Job 21 & 22
Whatever is not done in faith … is SIN
Whatever Is Not of Faith
One person believes she is free to have a glass of wine with dinner. Another believes it is a sin. One believes it is OK to eat pork. Another believes the Old Testament dietary laws should still be adhered to. One believes a certain book, or movie, or TV show is allowable; another’s conscience is offended by it. One thinks “Christian contemporary music” is great, another believes worship has to be hymns.
Certainly, there are lifestyle choices which are clearly right and wrong, sinful and good, but there is also a great deal of freedom in Christ. Whatever we do, however, we need to be able to do it in faith:
But he who doubts is condemned if he eats, because his eating is not from faith; and whatever is not from faith is sin (v. 23).
Even if something is not sinful, in and of itself, if we believe it is and do it anyway, it reveals a heart that is willing to sin against God and is, therefore, sinful.
One of the key points in this chapter, though, is that we should be willing to forego things we believe we are free to do, if what we are doing could be offensive or a stumbling block to someone else (14.13). Love considers the welfare of others above his or her own (Phil. 2.3-4).
Today’s Other Readings:
What did you do about my son?
In chapter 21 Job tried to convince his friends that their conclusion about his suffering was wrong. He reasoned that because the wicked are not always punished in this life, they couldn’t say good is always rewarded and evil always punished. He pointed out that, at times, even people who shake their fist at God seem to do so with impunity.

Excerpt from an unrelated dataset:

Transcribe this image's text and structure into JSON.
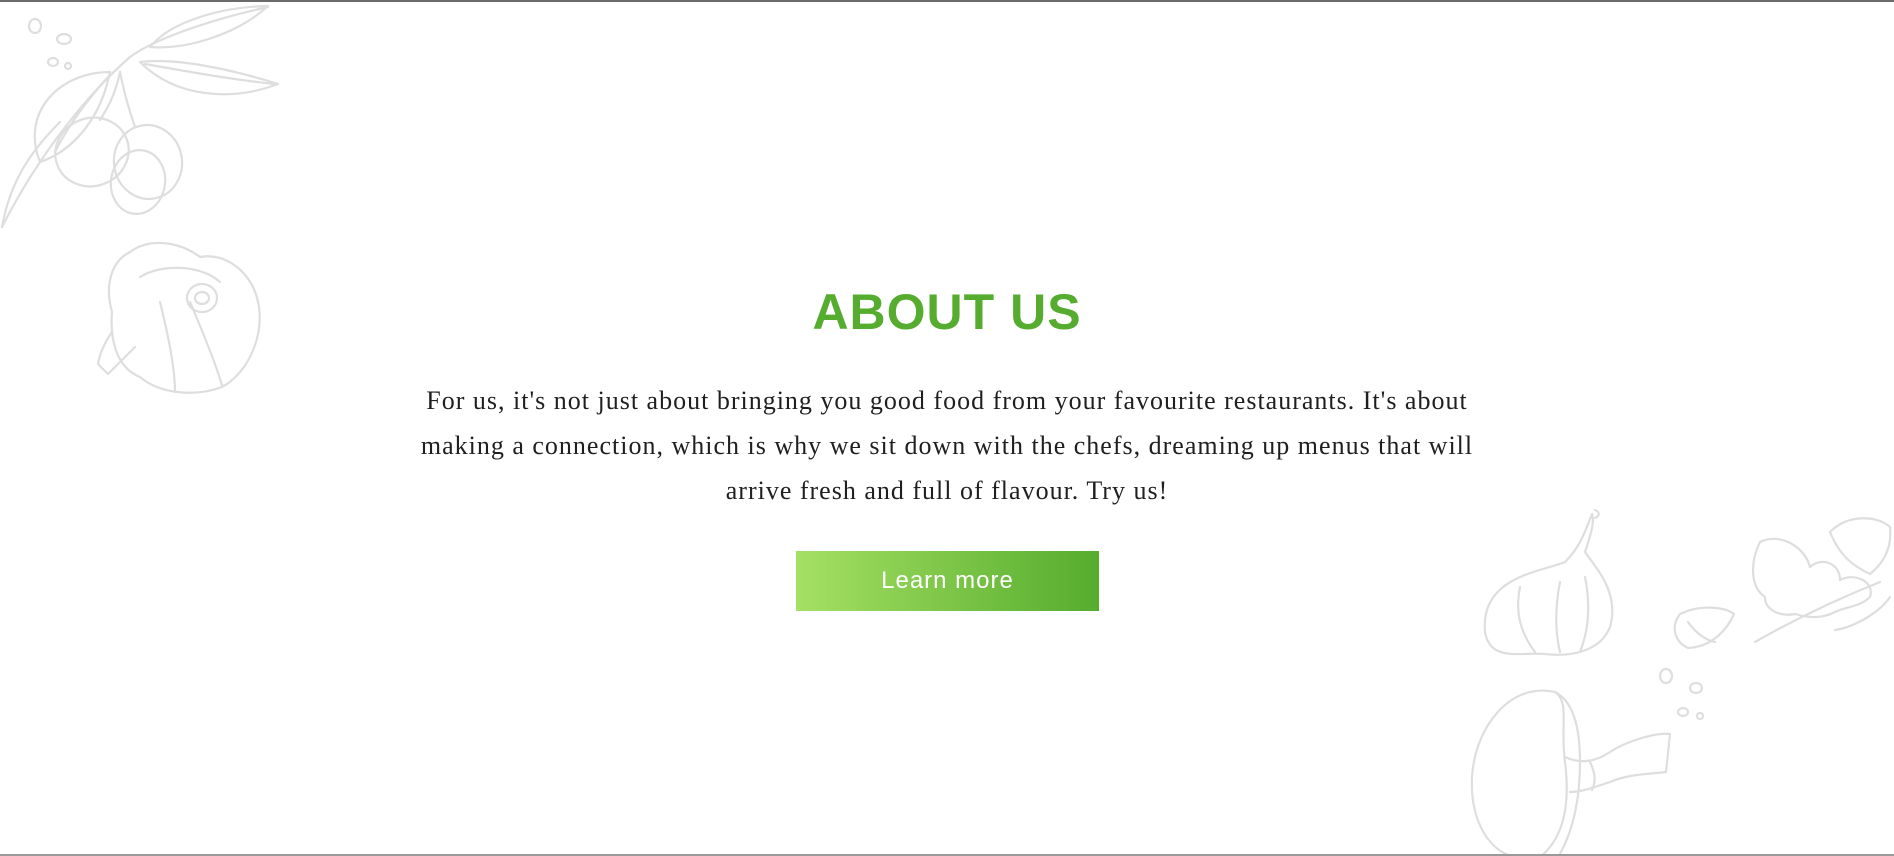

We have probably all witnessed instances where that appeared to be true and it would have been easy to look around and say, “Why bother to live right?” but as Job said in verse 30, “the wicked are reserved for the day of doom …”

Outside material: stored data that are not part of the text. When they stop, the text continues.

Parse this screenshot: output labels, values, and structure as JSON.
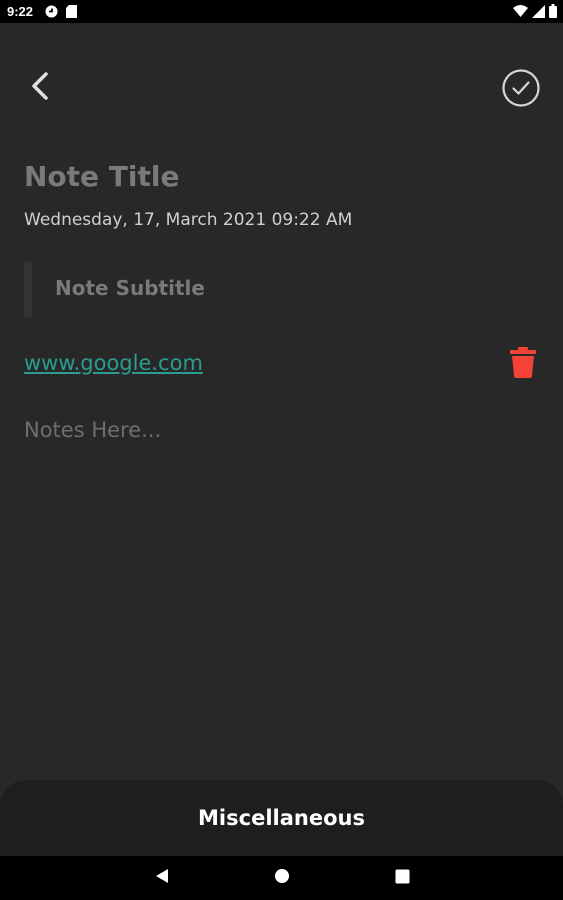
{
  "status_bar": {
    "time": "9:22",
    "icons": [
      "media-icon",
      "sd-card-icon",
      "wifi-icon",
      "signal-icon",
      "battery-icon"
    ]
  },
  "toolbar": {
    "back_icon": "chevron-left-icon",
    "save_icon": "check-circle-icon"
  },
  "note": {
    "title": "Note Title",
    "date": "Wednesday, 17, March 2021 09:22 AM",
    "subtitle": "Note Subtitle",
    "url": "www.google.com",
    "body_placeholder": "Notes Here..."
  },
  "misc_sheet": {
    "label": "Miscellaneous"
  },
  "colors": {
    "background": "#282828",
    "title": "#7a7a7a",
    "link": "#2a9d8f",
    "delete": "#f44336",
    "sheet": "#1e1e1e"
  },
  "nav": {
    "back_icon": "triangle-back-icon",
    "home_icon": "circle-home-icon",
    "recents_icon": "square-recents-icon"
  }
}
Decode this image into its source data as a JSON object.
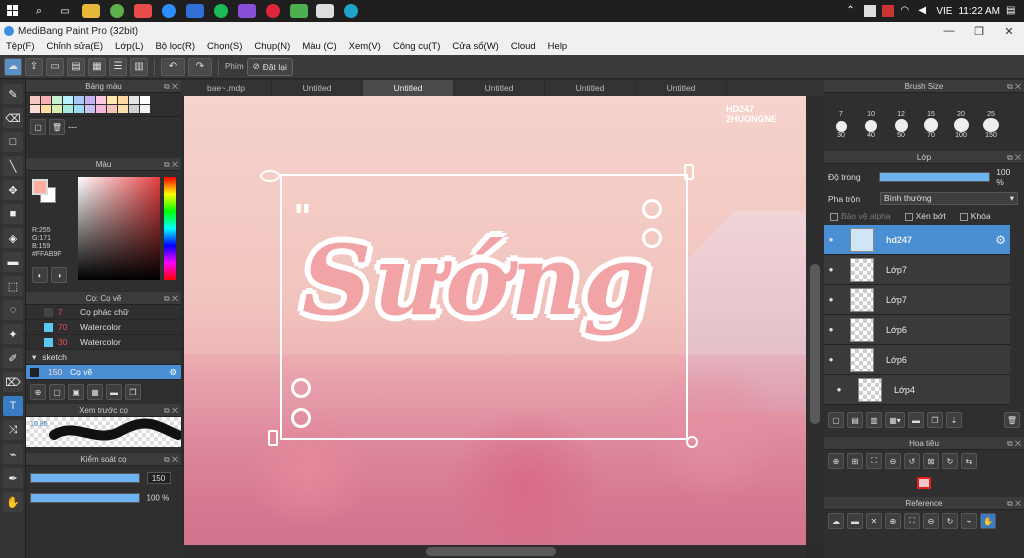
{
  "taskbar": {
    "tray_lang": "VIE",
    "clock": "11:22 AM"
  },
  "window": {
    "title": "MediBang Paint Pro (32bit)"
  },
  "menu": [
    "Tệp(F)",
    "Chỉnh sửa(E)",
    "Lớp(L)",
    "Bộ lọc(R)",
    "Chọn(S)",
    "Chụp(N)",
    "Màu (C)",
    "Xem(V)",
    "Công cụ(T)",
    "Cửa sổ(W)",
    "Cloud",
    "Help"
  ],
  "toolbar": {
    "shortcut_label": "Phím",
    "reset_label": "Đặt lại"
  },
  "left": {
    "palette_title": "Bảng màu",
    "palette_footer": "---",
    "color_title": "Màu",
    "color_rgb": [
      "R:255",
      "G:171",
      "B:159",
      "#FFAB9F"
    ],
    "brush_title": "Cọ: Cọ vẽ",
    "brushes": [
      {
        "size": "7",
        "name": "Cọ phác chữ",
        "color": "#444444"
      },
      {
        "size": "70",
        "name": "Watercolor",
        "color": "#5bc8f2"
      },
      {
        "size": "30",
        "name": "Watercolor",
        "color": "#5bc8f2"
      }
    ],
    "brush_group": "sketch",
    "brush_selected": {
      "size": "150",
      "name": "Cọ vẽ"
    },
    "preview_title": "Xem trước cọ",
    "preview_size": "10.85",
    "control_title": "Kiểm soát cọ",
    "control_size": "150",
    "control_opacity": "100 %",
    "control_size_fraction": 1.0,
    "control_opacity_fraction": 1.0
  },
  "tabs": [
    "bae~.mdp",
    "Untitled",
    "Untitled",
    "Untitled",
    "Untitled",
    "Untitled"
  ],
  "active_tab": 2,
  "canvas": {
    "watermark_1": "HD247",
    "watermark_2": "2HUONGNE",
    "art_word": "Sướng"
  },
  "right": {
    "brush_size_title": "Brush Size",
    "sizes_row1": [
      "7",
      "10",
      "12",
      "15",
      "20",
      "25"
    ],
    "sizes_row2": [
      "30",
      "40",
      "50",
      "70",
      "100",
      "150"
    ],
    "layer_title": "Lớp",
    "opacity_label": "Độ trong",
    "opacity_value": "100 %",
    "opacity_fraction": 1.0,
    "blend_label": "Pha trộn",
    "blend_value": "Bình thường",
    "protect_alpha": "Bảo vệ alpha",
    "clip_label": "Xén bớt",
    "lock_label": "Khóa",
    "layers": [
      {
        "name": "hd247",
        "selected": true
      },
      {
        "name": "Lớp7",
        "selected": false
      },
      {
        "name": "Lớp7",
        "selected": false
      },
      {
        "name": "Lớp6",
        "selected": false
      },
      {
        "name": "Lớp6",
        "selected": false
      },
      {
        "name": "Lớp4",
        "selected": false
      }
    ],
    "navigator_title": "Hoa tiêu",
    "reference_title": "Reference"
  }
}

While sometimes the wicked prosper in this life, there will be a day of accounting when all the riches, all the success, all the fame will count for nothing!
Hardly a month goes by that we don’t hear of the death of some celebrity or politician or other wealthy or influential person. And, while some of them may very well be saved, there is often nothing to indicate that was true. When they stand before God, He won’t be impressed with their money, their political clout, or their great acting talent! The only question that will matter is “What did you do about my son?”
Sing a New Song
“Oh, sing to the Lord a new song!” (v. 1)

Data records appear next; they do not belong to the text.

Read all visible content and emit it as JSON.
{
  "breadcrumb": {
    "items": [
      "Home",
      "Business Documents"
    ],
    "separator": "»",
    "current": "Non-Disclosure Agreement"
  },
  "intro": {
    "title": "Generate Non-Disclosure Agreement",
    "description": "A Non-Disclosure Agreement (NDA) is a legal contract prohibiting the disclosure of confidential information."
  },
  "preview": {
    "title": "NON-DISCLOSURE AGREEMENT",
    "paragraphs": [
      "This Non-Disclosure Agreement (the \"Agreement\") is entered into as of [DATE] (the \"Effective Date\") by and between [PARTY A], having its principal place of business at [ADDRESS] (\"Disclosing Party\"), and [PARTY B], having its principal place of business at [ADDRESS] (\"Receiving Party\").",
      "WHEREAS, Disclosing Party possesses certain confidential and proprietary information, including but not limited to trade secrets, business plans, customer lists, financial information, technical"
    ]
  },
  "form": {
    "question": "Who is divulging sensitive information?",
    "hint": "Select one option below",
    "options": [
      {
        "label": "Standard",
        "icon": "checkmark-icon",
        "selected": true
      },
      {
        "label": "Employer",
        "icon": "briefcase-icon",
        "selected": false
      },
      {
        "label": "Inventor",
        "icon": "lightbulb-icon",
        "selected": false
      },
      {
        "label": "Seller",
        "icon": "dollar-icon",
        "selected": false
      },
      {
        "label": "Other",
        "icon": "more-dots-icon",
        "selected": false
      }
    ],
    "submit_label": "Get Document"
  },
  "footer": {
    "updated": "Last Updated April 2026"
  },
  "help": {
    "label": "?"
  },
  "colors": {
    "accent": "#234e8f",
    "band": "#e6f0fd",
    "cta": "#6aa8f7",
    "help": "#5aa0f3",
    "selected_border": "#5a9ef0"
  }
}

While this primarily refers to the praise offered in the future millennial kingdom, we should have a “new song” attitude in our worship today. I heard someone say the reason we are commanded to sing a “new song” is so we will think about the words of our praise. The speaker said that when we sing music with which we are overly familiar it can easily cease to be “praise” and become nothing more than “nostalgia” for us. This is true for the same reason prayers that are repeated over and over can cease to be prayer and become “vain repetition,” something Jesus condemned.
It’s not that it is wrong to sing a favorite hymn or worship song, anymore than it is sinful to pray “the Lord’s Prayer” or some other familiar prayer, but it is important to really think about what you are singing or praying. It should be an act of worship to the Lord, offered thoughtfully and intentionally.
Eating with a Selfish Man
In verses 1-3 we were warned to be on guard when we sit down to eat with a ruler and not desire his “delicacies.” In verses 4-5 we were warned against lusting after wealth. And here in verses 6-8 we are told to not eat the bread of a “miser” or the NASB says, a “selfish man.” We should be careful not to take advantage of generous people, but we should be especially careful with a selfish person. Not only is it not given joyfully, but he begrudges you every bite.